2019-01-02T04:59:59.847Z cpu16:64944763)WARNING: User: 4530: cmmds-tool: Error in initial cartel setup: Failed late cartel initialization: Admission check failed for memory resource

From vsansystem.log: cmmds module in inaccessible state and busy. This is due to out of memory on cmmds module as reported in the above events.
Further inspecting the vsansystem.log, we see cmmds reporting memory exhaustion hence it failed to get membership count.
Hence the node count was reported as "nodeCount: 0" and that caused the network health alarm on the vCenter. This is a false positive alert where there was no network partition.
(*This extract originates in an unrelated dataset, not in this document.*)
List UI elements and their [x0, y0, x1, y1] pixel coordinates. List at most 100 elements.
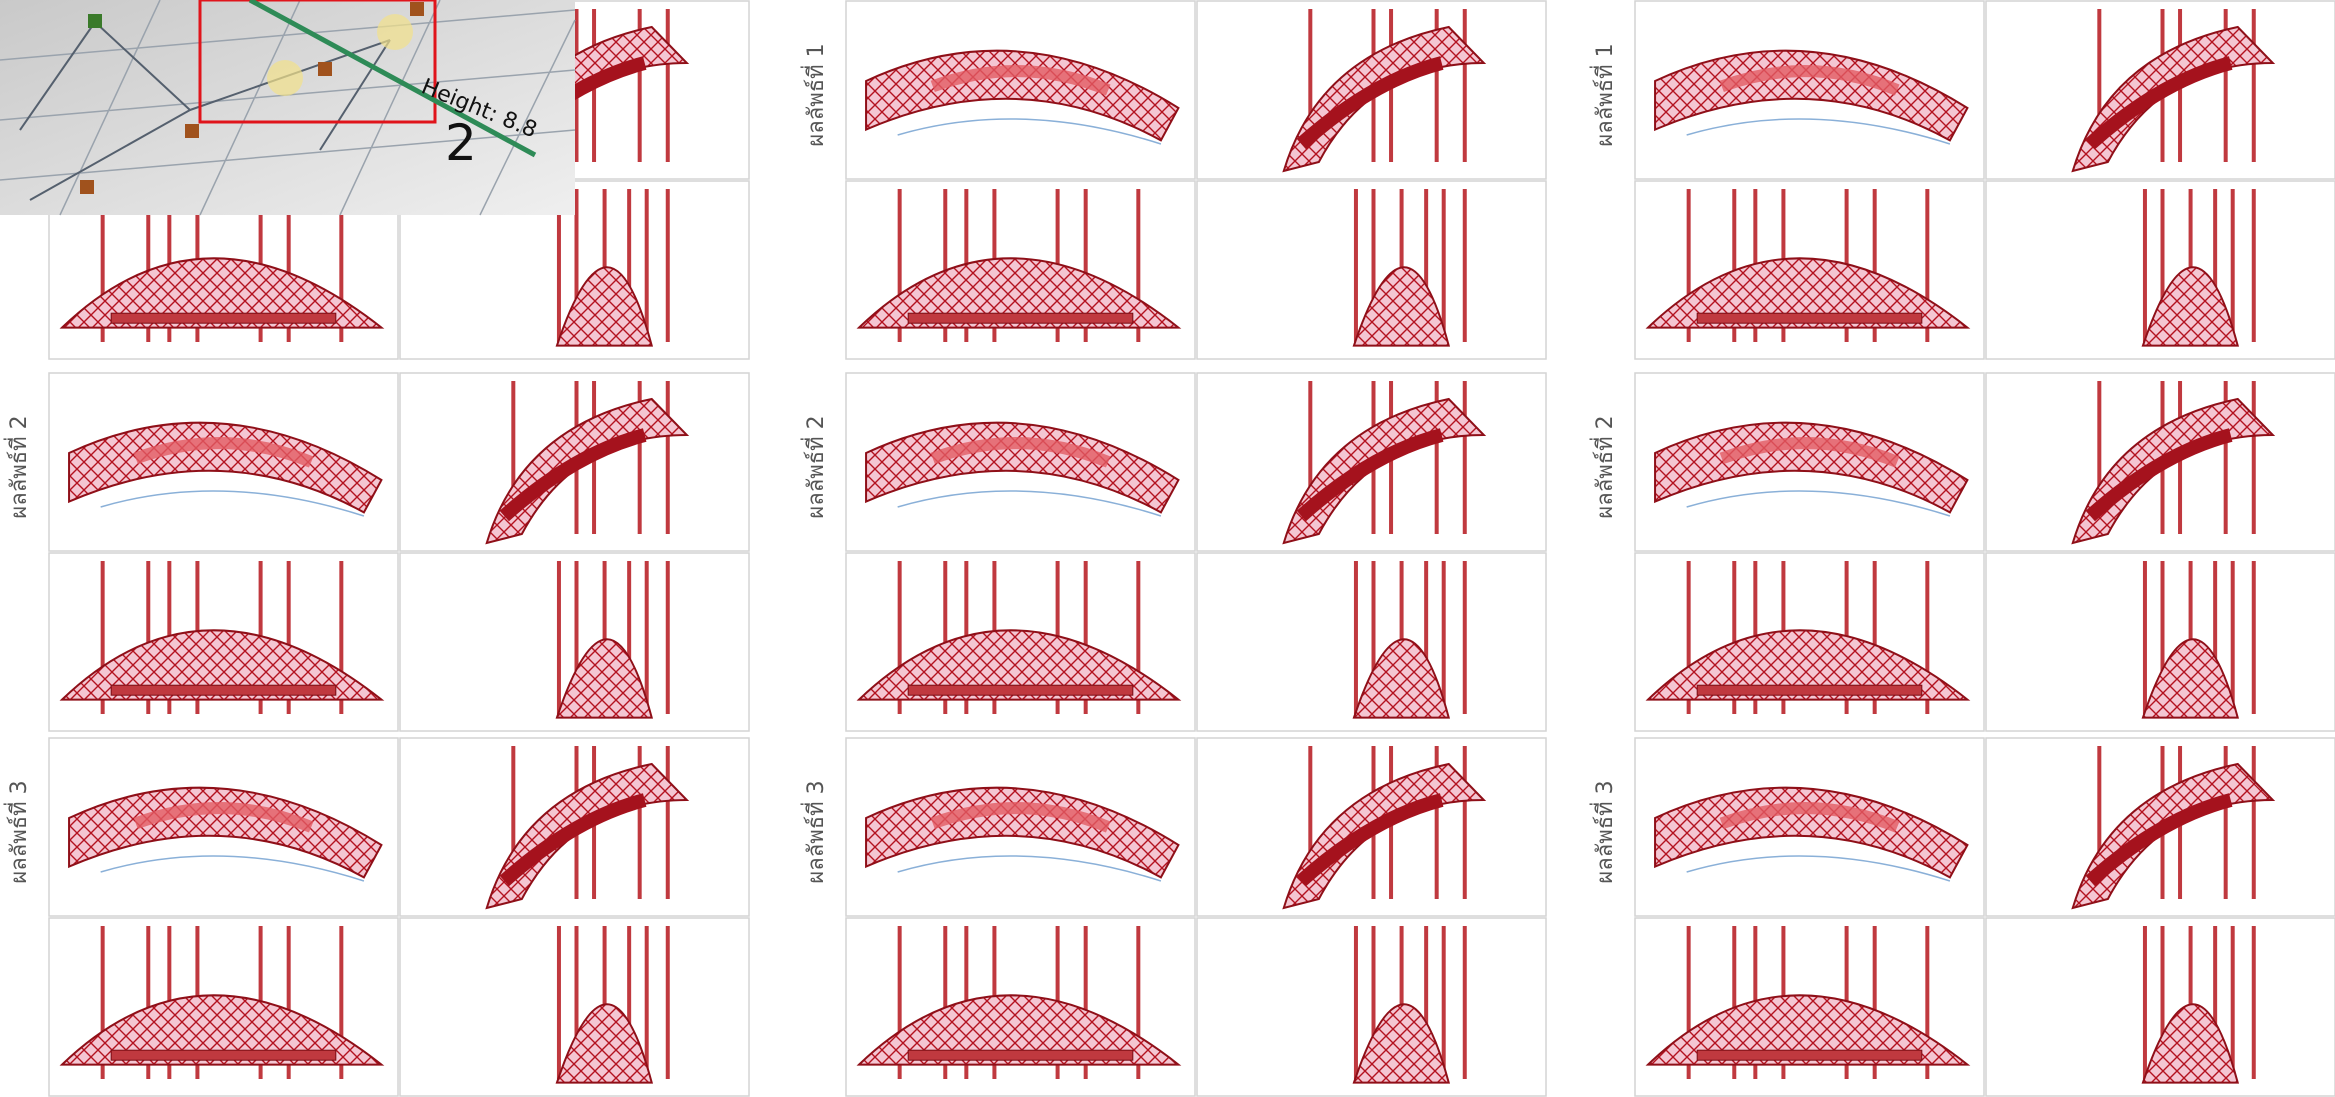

2019-01-02T04:58:32.462Z info vsansystem[A2E0BEB700] [Originator@6876 sub=Libs opID=0d939440-0e4b-11e9] ModuleImpl Refresh: Module became inaccessible: cmmds
2019-01-02T04:58:32.464Z error vsansystem[A2E0BEB700] [Originator@6876 sub=VsanSystemProvider opID=0d939440-0e4b-11e9] Error querying host status: Unable to load module /usr/lib/vmware/vmkmod/cmmds: Busy
2019-01-02T04:58:33.292Z info vsansystem[A2E001A700] [Originator@6876 sub=VsanSystemProvider opID=CMMDSAccessUpdate-a6b0] Timer fired: posting access generation update
2019-01-02T04:58:33.292Z info vsansystem[A2E001A700] [Originator@6876 sub=VsanSystemProvider opID=CMMDSAccessUpdate-a6b0] Posting VSAN access generation update (genNo: '1143', batched: 20, now: 1899377715332, lastUpdate: 1899316714310)
2019-01-02T04:58:33.293Z info vsansystem[A2E01E0700] [Originator@6876 sub=Libs opID=CMMDSAccessUpdate-a6b0] ModuleImpl Refresh: Module became inaccessible: cmmds
2019-01-02T04:58:33.294Z error vsansystem[A2E01E0700] [Originator@6876 sub=VsanSystemProvider opID=CMMDSAccessUpdate-a6b0] Error retrieving membership list: Unable to load module /usr/lib/vmware/vmkmod/cmmds: Busy
2019-01-02T04:58:33.294Z info vsansystem[A2E01E0700] [Originator@6876 sub=VsanSystemProvider opID=CMMDSAccessUpdate-a6b0] Complete, nodeCount: 0, runtime info: (vim.vsan.host.VsanRuntimeInfo) {
--> membershipList = <unset>,
--> diskIssues = <unset>,
--> accessGenNo = 1143
--> }

++ vsanmgmt: memory was being reported on vsanperfsvc much before the issue window and during the window

2019-01-02T03:35:38Z VSANMGMTSVC: INFO vsanperfsvc[MainThread] [statsdaemon::_logDaemonMemoryStats] Daemon memory stats: eMin=152.132
MB, eMinPeak=155.648MB, rMinPeak=157.820MB MEMORY PRESSURE
2019-01-02T03:35:38Z VSANMGMTSVC: INFO vsanperfsvc[MainThread] [statsdaemon::_logDaemonMemoryStats] 'python.59873341' memory stats:
eMin=152.132MB, eMinPeak=155.284MB, rMinPeak=155.916MB MEMORY PRESSURE

Environment

VMware vSAN 6.6.x

Cause

Partition and vSAN health warning are all related to out of memory of vSAN management daemon.

Resolution

Out of Memory on vSAN management daemon is now fixed in 6.5 U2 Patch 03.

Workaround:
At the moment, there is no workaround for this. This a false positive error which may report network partition.